The book tells us that we need to proactively and affirmatively deal with the pain and suffering, illiteracy and loss, poverty and drought, and all those other ‘day-to-day’ things of the poor. Everybody loves a good drought also states the obvious – that a drought can be loved by the powerful or is hated by the affected, but is often ignored. Droughts are always covered as though the land has been tonsured – desertified, brown, with cracked ground. Fact is, there is the kind of drought that occurs even in the more green places with tall trees and green bushes, simply owing to the fact that they are grossly unprepared for seasons short of rainfall, year after year.

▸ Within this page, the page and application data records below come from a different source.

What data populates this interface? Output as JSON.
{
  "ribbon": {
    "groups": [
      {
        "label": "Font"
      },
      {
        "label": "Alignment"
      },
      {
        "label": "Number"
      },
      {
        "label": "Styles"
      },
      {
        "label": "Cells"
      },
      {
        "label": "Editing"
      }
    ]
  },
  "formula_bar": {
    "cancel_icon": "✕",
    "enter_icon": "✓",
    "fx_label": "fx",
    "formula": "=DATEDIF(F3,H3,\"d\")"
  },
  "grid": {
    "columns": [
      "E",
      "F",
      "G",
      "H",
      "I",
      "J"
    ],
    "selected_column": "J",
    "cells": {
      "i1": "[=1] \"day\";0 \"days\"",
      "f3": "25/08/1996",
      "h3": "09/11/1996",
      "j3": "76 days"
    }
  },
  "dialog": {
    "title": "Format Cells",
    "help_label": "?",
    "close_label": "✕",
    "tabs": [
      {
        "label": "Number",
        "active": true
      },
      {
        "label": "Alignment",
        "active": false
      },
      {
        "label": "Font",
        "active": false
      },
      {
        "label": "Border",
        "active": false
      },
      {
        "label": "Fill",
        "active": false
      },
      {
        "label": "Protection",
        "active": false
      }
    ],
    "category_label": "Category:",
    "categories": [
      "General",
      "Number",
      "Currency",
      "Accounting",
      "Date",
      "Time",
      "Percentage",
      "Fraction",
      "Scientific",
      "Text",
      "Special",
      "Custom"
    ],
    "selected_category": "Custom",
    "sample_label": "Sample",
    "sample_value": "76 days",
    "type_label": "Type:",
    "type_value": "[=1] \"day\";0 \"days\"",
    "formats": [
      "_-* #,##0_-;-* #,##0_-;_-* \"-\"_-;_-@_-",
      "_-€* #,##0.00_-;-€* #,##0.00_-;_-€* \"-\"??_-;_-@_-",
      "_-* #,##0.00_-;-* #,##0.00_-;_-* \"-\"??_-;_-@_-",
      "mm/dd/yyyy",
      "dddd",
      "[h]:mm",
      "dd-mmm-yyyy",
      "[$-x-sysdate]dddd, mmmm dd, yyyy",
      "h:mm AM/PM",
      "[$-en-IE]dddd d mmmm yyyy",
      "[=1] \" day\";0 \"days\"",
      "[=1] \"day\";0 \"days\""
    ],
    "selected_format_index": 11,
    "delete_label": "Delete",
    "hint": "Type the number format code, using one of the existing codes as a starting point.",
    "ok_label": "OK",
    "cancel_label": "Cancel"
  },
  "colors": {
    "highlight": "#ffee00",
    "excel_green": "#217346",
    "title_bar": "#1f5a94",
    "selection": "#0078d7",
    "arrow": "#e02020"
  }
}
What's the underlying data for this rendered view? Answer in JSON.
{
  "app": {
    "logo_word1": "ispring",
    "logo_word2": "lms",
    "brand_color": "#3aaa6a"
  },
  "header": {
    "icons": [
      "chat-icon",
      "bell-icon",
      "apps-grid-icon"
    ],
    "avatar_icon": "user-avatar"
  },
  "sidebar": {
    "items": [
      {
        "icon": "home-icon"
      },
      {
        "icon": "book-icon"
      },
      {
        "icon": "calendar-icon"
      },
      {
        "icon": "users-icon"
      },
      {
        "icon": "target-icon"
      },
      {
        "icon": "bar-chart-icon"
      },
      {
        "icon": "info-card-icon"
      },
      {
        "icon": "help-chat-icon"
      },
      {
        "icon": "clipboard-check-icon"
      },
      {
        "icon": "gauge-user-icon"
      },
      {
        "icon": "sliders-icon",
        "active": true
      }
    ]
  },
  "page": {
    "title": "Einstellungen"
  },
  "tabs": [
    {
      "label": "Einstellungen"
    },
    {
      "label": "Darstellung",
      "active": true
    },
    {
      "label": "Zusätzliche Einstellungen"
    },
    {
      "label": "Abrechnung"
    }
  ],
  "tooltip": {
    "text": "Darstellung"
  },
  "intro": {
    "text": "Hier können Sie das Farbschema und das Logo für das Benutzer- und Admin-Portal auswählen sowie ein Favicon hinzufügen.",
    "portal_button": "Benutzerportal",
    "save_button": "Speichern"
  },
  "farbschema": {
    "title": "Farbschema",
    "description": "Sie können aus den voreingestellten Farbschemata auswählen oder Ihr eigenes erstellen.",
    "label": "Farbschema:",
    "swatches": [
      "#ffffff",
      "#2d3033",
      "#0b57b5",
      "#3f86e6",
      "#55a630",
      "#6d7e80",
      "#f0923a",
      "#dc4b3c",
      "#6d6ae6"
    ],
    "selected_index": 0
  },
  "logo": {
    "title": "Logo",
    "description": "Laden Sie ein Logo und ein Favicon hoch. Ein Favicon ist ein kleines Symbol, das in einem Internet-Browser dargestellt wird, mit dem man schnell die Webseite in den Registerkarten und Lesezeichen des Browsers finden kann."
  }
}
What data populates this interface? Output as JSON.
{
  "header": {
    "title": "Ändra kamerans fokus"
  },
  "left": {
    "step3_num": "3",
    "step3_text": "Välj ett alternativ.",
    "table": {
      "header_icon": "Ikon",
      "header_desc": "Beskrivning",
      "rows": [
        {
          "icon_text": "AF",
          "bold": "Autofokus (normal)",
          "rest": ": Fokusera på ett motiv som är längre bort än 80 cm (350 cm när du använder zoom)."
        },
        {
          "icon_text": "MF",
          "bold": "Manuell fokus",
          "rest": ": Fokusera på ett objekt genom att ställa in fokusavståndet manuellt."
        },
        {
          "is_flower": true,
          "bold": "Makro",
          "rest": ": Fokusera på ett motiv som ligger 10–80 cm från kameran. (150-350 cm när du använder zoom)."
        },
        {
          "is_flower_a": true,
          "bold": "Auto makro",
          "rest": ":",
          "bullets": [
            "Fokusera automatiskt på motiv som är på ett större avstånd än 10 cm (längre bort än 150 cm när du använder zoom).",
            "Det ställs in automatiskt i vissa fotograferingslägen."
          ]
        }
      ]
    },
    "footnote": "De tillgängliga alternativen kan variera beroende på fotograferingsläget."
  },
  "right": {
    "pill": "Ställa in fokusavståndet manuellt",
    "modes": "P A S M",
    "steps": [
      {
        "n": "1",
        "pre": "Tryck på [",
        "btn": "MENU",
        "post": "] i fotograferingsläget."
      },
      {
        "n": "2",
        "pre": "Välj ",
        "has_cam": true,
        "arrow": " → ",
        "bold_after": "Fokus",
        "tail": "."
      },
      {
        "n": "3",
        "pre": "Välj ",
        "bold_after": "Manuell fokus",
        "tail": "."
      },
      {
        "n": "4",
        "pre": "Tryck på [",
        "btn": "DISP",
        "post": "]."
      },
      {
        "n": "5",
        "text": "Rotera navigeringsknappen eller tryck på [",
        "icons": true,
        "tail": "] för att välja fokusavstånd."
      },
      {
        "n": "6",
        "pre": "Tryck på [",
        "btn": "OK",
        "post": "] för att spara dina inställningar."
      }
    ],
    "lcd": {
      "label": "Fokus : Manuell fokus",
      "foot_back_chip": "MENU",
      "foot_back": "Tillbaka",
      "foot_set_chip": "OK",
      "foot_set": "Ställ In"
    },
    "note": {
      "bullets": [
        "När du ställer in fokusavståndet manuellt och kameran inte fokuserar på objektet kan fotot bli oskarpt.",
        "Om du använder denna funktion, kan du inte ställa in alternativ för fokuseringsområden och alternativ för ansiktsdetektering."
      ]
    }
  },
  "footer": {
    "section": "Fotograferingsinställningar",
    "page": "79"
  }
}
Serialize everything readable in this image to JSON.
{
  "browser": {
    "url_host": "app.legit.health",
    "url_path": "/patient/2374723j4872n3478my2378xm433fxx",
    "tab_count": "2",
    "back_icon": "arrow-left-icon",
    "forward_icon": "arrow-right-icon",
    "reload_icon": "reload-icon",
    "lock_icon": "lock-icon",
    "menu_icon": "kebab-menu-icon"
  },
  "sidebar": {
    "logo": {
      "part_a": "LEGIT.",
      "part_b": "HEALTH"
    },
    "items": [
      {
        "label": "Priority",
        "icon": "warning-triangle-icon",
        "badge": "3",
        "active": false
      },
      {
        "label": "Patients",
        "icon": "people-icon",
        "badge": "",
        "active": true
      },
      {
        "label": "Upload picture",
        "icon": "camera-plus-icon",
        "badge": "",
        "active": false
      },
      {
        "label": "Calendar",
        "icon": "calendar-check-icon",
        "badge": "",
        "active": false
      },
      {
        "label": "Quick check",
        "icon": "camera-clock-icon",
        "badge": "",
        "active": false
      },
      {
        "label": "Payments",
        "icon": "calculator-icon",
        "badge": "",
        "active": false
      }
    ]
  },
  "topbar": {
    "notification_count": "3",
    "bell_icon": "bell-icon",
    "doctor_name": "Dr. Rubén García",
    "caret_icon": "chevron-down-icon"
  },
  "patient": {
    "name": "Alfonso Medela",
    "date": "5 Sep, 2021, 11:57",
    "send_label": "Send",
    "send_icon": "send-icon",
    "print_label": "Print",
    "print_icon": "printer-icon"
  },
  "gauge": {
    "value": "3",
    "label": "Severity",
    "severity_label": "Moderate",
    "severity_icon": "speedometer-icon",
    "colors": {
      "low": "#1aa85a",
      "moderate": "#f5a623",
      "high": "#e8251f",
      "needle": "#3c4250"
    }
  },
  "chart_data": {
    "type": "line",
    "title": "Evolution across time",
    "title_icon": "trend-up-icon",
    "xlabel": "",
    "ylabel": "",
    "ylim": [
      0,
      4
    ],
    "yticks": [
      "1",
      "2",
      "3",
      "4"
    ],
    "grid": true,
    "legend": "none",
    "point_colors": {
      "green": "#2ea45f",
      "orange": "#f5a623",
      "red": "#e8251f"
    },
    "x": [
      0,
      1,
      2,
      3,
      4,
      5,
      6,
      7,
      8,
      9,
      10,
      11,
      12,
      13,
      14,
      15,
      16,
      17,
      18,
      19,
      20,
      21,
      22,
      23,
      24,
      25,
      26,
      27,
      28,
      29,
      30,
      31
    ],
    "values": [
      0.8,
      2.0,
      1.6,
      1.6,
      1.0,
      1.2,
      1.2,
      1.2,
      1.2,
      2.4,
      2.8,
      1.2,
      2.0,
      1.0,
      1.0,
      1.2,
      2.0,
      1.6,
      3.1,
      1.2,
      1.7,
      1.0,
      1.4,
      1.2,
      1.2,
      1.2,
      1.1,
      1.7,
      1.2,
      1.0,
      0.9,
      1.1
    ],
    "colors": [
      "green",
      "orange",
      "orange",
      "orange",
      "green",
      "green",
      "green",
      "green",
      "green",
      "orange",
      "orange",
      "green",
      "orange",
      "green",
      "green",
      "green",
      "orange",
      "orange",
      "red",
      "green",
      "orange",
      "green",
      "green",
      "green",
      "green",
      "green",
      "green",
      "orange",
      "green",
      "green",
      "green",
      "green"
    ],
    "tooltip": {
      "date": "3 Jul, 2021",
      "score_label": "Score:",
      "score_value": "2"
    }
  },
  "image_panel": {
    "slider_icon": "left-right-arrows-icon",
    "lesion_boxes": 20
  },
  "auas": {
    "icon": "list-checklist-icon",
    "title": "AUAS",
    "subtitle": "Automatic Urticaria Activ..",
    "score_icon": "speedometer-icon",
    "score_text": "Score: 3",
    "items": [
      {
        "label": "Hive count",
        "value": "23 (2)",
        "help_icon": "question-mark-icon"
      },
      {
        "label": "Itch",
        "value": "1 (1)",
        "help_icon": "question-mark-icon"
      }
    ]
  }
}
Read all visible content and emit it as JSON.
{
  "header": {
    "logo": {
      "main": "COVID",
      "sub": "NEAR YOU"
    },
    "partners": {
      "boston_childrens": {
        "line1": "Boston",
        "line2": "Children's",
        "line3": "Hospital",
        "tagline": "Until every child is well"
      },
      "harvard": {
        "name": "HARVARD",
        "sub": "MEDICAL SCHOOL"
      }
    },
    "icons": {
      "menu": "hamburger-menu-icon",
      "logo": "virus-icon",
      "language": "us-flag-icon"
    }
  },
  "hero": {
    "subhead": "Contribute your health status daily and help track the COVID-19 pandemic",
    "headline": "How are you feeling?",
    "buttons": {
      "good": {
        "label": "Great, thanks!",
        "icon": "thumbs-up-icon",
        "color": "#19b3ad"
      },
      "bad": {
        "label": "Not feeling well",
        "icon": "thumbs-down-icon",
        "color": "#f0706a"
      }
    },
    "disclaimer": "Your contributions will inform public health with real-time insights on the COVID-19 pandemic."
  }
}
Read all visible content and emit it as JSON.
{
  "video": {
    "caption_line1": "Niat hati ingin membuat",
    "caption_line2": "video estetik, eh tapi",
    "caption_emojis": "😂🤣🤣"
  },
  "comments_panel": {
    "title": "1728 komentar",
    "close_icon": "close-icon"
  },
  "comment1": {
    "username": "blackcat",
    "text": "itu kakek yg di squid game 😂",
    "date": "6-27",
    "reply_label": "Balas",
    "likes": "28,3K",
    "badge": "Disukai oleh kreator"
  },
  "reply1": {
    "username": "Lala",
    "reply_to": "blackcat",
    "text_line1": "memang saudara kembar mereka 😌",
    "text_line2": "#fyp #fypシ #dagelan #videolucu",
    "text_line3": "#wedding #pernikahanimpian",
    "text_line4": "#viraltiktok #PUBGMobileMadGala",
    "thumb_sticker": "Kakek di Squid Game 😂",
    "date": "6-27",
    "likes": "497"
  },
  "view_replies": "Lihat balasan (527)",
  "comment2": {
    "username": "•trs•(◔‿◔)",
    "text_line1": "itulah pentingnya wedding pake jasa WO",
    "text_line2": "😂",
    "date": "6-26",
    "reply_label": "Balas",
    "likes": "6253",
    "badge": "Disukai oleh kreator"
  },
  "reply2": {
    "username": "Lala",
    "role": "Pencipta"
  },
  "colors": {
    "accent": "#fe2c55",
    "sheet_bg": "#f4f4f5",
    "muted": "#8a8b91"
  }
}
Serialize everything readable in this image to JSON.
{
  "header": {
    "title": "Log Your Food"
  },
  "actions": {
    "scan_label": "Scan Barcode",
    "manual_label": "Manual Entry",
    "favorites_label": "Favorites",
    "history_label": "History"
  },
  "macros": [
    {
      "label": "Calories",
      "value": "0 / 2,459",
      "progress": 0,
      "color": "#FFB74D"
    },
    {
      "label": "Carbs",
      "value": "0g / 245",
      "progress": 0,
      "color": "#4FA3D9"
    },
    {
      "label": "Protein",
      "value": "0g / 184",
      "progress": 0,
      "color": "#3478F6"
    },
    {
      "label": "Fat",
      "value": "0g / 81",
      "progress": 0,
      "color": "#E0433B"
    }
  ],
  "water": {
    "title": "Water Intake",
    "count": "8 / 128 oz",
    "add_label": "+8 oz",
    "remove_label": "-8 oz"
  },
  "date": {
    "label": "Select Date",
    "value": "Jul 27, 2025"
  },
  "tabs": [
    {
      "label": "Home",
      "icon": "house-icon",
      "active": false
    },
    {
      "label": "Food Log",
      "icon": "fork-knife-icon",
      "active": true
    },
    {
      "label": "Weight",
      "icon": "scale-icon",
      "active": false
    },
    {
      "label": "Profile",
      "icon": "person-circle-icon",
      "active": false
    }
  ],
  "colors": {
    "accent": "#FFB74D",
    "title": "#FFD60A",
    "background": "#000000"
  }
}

In 2015, some woodcutters who were robbing red sanders trees from Seshachalam forests were gunned down by the police. It doesn’t take too much extrapolation from what is known to say that those woodcutters, most of them tribals, were pushed into the whims of the timber-mafia, that they were, in all probability, tied to, with little choice. A little digging will tell you that they came from acute poverty and illiteracy. The demons were created by the system; one of them has been admonished, but all of them remain, and they will continue to haunt us until we address the reasons behind poverty, behind criminal action.

Sainath feels that focussing on events such as droughts, farmer suicides, crop failure, famine is a superficial and the lamest form of understanding a phenomena. Indeed, any event is a side-effect of the underlying factors which are duly ignored, because, well, maybe if we ignore it, it will go away? Bah. Who wants to listen to these stories that are so hard to digest anyway?